The IEA warning came along with news that the second- largest U.S. company by market value, General Electric Co., reported its quarterly profit fell for the first time since 2003.
Crude oil futures for May delivery fell 0.66 cents or 0.60 percent to $109.45 a barrel on the New York Mercantile Exchange on Friday at 11:39 a.m. Prices rose to a record of $112.21 on Wednesday as inventories dropped more than expected.
The prices of crude are up 77 percent from a year ago.
The IEA cut its 2008 global oil demand forecast for a third straight month by 310,000 barrels to 87.23 million barrels a day, the agency reported on Friday. Last month its estimate was of 87.54 million barrels a day.
General Electric Co., is commonly seen as an indicator of the U.S. economy reported its profit fell 6 percent to $4.3 billion from $4.57 billion a year ago.
The results brought attention from investors which wonder the impact of the GE news on demand.

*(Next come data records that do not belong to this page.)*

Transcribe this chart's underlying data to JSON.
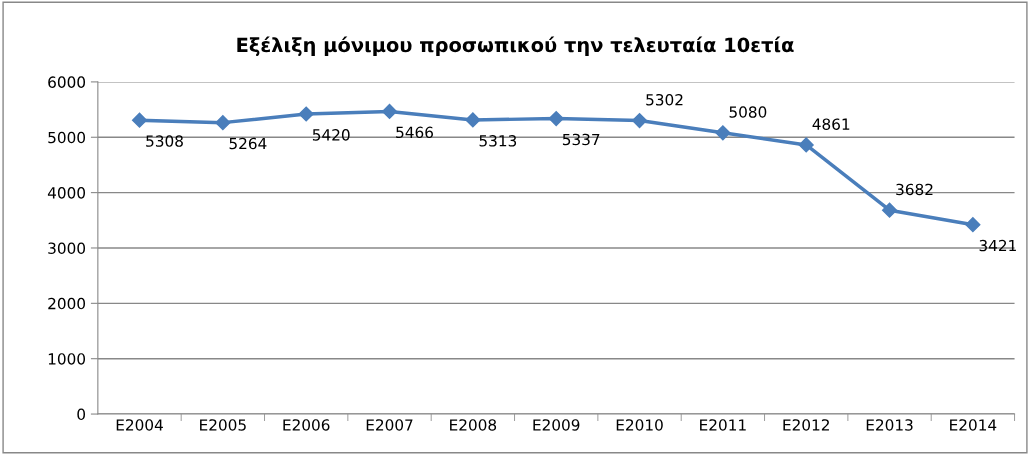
{
  "chart_data": {
    "type": "line",
    "title": "Εξέλιξη μόνιμου προσωπικού την τελευταία 10ετία",
    "categories": [
      "E2004",
      "E2005",
      "E2006",
      "E2007",
      "E2008",
      "E2009",
      "E2010",
      "E2011",
      "E2012",
      "E2013",
      "E2014"
    ],
    "series": [
      {
        "color": "#4a7ebb",
        "values": [
          5308,
          5264,
          5420,
          5466,
          5313,
          5337,
          5302,
          5080,
          4861,
          3682,
          3421
        ]
      }
    ],
    "ylim": [
      0,
      6000
    ],
    "yticks": [
      0,
      1000,
      2000,
      3000,
      4000,
      5000,
      6000
    ],
    "grid": "y",
    "legend": false,
    "marker": "diamond",
    "line_style": "solid",
    "data_labels": true
  }
}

However, according to the IEA outlook, demand from Asia may increase and investors observed Chinese crude imports were higher than expected. March crude oil imports into China demand soared to a record of 17.3 million metric tons, Reuters noted.
Brent crude for delivery in three months fell 0.31 cents or 0.29 percent to $107.60 a barrel on the London ICE Futures Exchange on Friday.